Publicado originalmente na Folha de S. Paulo no dia 01 de novembro de 2003

O primeiro é o seguinte. O único responsável por prover recursos para o bom funcionamento do Poder Judiciário é o Estado. É o Orçamento público. Recursos para salários e aposentadoria dignos, para um número suficiente de juízes capacitados a atender, além de instalações e meios adequados. Dessa responsabilidade não podem Executivo, Legislativo e Judiciário se eximir. É crime contra a democracia.

Dizer que é responsabilidade única é dizer que não pode ser delegada a ninguém. O que não implica a proibição do cidadão de colaborar com o Judiciário, com recursos financeiros, serviços ou em espécie. Inexiste proibição legal ou ética. É contribuição legalmente voluntária que não substitui aquela. Acresce. Às vezes é também dever de cidadania.

Segundo, acreditar, a priori, que recursos voluntários, privados ou comunitários necessariamente interferem na independência do Poder Judiciário beira o radicalismo. Menospreza a imensidão do poder que hoje o Judiciário tem: o poder da última palavra, sobre tudo e todos. Desconsidera a consolidada evidência histórica de juízes independentes. Raras as exceções, estatisticamente inevitáveis, quando tratamos da condição humana. Recentemente um juizado especial federal itinerante deslocou-se até uma comunidade para julgar pequenas causas contra o INSS, a Previdência etc.
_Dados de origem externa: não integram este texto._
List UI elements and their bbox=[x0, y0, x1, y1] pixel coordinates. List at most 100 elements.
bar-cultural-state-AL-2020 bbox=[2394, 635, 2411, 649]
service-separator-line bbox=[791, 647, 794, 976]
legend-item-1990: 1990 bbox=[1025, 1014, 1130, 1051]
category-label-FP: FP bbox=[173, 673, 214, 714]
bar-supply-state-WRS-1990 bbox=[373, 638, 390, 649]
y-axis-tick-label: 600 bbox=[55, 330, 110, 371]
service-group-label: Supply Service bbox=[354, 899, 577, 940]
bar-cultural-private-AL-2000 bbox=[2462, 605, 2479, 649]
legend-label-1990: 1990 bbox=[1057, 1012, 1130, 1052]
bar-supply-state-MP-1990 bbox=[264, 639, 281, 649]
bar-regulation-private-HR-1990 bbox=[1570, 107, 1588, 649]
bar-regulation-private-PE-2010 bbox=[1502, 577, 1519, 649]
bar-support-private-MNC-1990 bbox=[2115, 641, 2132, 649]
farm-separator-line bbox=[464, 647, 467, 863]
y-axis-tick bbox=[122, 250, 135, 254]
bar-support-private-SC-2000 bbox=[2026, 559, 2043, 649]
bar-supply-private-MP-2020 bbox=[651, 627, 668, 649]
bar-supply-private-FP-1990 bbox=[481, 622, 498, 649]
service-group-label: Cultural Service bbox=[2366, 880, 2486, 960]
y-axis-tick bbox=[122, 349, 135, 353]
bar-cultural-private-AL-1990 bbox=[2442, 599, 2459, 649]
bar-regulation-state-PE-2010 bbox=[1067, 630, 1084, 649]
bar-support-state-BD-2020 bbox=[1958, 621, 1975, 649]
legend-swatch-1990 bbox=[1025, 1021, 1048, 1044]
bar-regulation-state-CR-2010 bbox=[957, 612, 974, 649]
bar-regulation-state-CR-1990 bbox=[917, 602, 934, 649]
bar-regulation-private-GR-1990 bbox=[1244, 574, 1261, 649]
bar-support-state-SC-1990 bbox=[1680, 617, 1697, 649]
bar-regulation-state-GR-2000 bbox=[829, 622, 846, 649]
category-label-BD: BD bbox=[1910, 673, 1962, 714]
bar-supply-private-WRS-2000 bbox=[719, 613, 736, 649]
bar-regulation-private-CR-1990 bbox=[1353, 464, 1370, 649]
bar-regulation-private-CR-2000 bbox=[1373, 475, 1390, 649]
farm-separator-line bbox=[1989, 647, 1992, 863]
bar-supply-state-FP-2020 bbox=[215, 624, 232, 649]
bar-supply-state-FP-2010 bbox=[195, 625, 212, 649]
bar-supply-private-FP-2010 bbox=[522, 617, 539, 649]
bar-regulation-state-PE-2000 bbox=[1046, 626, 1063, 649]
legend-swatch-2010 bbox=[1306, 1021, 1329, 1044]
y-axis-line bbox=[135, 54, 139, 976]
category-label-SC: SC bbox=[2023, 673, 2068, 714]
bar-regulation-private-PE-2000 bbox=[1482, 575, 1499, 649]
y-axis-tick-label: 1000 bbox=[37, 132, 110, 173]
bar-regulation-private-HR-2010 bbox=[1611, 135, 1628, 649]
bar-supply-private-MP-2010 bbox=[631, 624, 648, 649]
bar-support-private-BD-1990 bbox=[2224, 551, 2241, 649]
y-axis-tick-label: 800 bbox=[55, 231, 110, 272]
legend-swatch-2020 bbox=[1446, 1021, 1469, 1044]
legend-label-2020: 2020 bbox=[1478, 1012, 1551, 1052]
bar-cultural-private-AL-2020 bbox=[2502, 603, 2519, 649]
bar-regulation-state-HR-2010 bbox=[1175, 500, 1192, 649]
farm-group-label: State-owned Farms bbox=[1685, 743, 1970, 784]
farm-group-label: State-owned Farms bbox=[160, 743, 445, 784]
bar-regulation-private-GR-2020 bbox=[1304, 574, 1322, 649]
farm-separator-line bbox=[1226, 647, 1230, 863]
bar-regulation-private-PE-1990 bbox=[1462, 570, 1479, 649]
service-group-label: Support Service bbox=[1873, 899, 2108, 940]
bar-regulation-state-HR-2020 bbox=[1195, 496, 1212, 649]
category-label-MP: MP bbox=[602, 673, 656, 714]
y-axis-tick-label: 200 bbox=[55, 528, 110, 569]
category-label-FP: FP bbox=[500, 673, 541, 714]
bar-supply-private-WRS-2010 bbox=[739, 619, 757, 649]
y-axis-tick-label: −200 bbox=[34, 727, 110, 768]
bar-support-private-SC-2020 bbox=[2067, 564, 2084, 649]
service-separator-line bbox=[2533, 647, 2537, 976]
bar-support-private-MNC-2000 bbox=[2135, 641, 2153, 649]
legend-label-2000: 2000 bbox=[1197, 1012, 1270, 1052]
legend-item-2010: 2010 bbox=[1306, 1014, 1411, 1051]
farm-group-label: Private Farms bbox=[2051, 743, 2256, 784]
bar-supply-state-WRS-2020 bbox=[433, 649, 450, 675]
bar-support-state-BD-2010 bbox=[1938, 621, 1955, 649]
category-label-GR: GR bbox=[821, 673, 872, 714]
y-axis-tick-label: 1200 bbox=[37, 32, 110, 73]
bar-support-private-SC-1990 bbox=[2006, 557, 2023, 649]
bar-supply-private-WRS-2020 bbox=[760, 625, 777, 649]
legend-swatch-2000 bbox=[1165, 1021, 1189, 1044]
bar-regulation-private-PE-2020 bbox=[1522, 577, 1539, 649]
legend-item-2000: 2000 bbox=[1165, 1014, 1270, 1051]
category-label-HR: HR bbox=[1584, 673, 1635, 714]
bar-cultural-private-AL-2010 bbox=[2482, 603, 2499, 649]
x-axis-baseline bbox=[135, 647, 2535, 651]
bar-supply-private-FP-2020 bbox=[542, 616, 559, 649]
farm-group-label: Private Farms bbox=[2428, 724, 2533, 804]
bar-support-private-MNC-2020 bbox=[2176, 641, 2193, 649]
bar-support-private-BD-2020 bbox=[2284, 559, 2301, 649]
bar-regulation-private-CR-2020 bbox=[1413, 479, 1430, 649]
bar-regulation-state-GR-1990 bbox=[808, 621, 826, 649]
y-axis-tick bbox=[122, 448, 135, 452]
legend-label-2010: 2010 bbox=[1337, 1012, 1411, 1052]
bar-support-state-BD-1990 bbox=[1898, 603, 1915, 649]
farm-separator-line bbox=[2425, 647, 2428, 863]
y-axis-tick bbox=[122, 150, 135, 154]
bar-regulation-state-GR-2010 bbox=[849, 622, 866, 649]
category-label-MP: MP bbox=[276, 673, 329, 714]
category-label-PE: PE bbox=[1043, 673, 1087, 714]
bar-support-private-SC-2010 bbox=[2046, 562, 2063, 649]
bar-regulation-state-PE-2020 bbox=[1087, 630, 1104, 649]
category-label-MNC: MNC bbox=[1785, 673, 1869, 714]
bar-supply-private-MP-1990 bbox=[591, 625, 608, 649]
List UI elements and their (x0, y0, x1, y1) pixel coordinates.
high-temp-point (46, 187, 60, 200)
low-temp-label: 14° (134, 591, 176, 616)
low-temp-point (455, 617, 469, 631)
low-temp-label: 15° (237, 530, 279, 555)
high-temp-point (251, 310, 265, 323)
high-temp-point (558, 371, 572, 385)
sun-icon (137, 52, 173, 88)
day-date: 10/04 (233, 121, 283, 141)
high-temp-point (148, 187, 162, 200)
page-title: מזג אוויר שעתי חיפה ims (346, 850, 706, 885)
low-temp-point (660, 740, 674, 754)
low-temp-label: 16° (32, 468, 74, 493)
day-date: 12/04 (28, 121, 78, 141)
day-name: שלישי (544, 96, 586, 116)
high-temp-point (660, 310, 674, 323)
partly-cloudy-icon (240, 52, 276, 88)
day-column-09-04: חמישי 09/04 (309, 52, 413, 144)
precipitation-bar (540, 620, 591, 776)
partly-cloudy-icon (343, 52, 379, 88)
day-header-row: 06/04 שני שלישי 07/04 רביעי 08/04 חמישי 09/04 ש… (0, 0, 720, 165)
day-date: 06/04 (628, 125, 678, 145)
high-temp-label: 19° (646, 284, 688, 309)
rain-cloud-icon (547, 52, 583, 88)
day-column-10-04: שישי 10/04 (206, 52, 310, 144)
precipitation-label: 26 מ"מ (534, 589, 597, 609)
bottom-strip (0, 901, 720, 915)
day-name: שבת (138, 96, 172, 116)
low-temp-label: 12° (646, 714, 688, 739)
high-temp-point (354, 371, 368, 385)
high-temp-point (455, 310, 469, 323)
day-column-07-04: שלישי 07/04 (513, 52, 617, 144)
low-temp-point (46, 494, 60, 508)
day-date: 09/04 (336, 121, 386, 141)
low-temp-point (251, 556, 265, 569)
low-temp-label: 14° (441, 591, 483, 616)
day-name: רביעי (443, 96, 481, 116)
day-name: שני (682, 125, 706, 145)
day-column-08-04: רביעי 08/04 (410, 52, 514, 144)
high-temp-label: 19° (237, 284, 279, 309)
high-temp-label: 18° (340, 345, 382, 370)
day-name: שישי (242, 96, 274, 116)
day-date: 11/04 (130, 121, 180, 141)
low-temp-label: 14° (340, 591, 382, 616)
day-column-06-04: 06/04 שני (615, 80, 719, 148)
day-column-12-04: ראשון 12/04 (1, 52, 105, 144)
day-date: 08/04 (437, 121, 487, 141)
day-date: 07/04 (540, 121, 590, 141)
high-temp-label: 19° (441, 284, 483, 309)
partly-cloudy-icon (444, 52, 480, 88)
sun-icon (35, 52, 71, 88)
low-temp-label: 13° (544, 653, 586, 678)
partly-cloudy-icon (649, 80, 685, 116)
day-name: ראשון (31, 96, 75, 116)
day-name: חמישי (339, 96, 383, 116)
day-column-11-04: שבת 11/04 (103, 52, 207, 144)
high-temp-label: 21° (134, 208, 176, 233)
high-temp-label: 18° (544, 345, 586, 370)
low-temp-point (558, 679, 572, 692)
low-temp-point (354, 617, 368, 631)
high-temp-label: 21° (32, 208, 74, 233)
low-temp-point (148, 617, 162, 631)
Não tendo prédio próprio, aceitou e se instalou por alguns dias no imóvel privado de um clube da terceira idade local. Será que o fato de o juiz estar sentado na cadeira de uma das partes, dos idosos, fê-lo decidir em favor deles? Duvido. Não foi o caso. A itinerância foi um sucesso de celeridade e de justiça.

Terceiro, o Poder Judiciário tem mecanismos eficazes para afastar influências indevidas, seja de recursos privados, governantes, mídia, sua família, de quem for. O duplo grau de jurisdição, a possibilidade de a sentença ser revista, as decisões em equipes, com os tribunais, câmaras, colegiados etc. E, “last but not least”, a possibilidade de o juiz se julgar ou ser considerado impedido para apreciar um pleito em que existam interferências indevidas. Esses mecanismos têm funcionado.

O Judiciário já tem parcerias com entidades do Executivo, empresas privadas, universidades, mídia, entidades comunitárias e terceiro setor. Prefeitos e governadores não raramente cedem e pagam funcionários seus para auxiliar o Judiciário local. Empresas privadas financiam congressos, seminários, cursos, publicações, doam equipamentos, tecnologia, bibliotecas. A mídia apóia campanhas, como a dos juizados itinerantes. Universidades privadas cedem locais a juizados e alunos para trabalho voluntário. Até hoje, desconheço qualquer acusação contra juiz, associação de magistrado ou tribunal em razão dessas parcerias. Negar essas parcerias radicalmente é ter fobias antidemocráticas.

O quarto pressuposto é uma constatação. O mundo não se divide mais em recursos do governo, de um lado, contra recursos de empresas com intuito de lucro, de outro. Aqueles, o bem, e estes, o mal. Recursos públicos não são exclusivamente governamentais. O interesse público no século 21 soma o esforço estatal com o privado e o comunitário. Somente quem reduz a sociedade brasileira ao mercado selvagem e idolatra a malignidade intrínseca do interesse individual não percebe as inúmeras áreas de convergência que podem unir o estatal e o privado em torno da Justiça. O Brasil precisa deixar de suspeitar do Brasil.

Isso posto, a pergunta é: como maximizar a cidadania, individual, empresarial ou comunitária para apoiar ações estatais, privadas e comunitárias, de interesse público, em favor de um Judiciário administrativamente mais eficiente e socialmente mais abrangente?

Duas áreas de convergência são possíveis. A modernização administrativa, a busca da maior agilidade, sobretudo na informatização e universalização das melhores práticas gerenciais criadas pelos próprios juízes. E a permanente atualização e capacitação administrativa dos juízes com encargos gerenciais. As diretrizes indispensáveis para esse apoio são próprias da democracia: o interesse e a necessidade pública específica, a transparência e publicidade das ações, a discussão entre os interessados. E, como limite maior, o total respeito à independência jurisdicional do juiz.

O Brasil deseja, quer, aliás, precisa de mais Judiciário, e não de menos. De mais sentenças, mais juízes, mais celeridade, mais justiça. A sociedade é parceira legítima. Precisamos de um Judiciário maior. Colaborar com esse ideal democrático é dever de todos.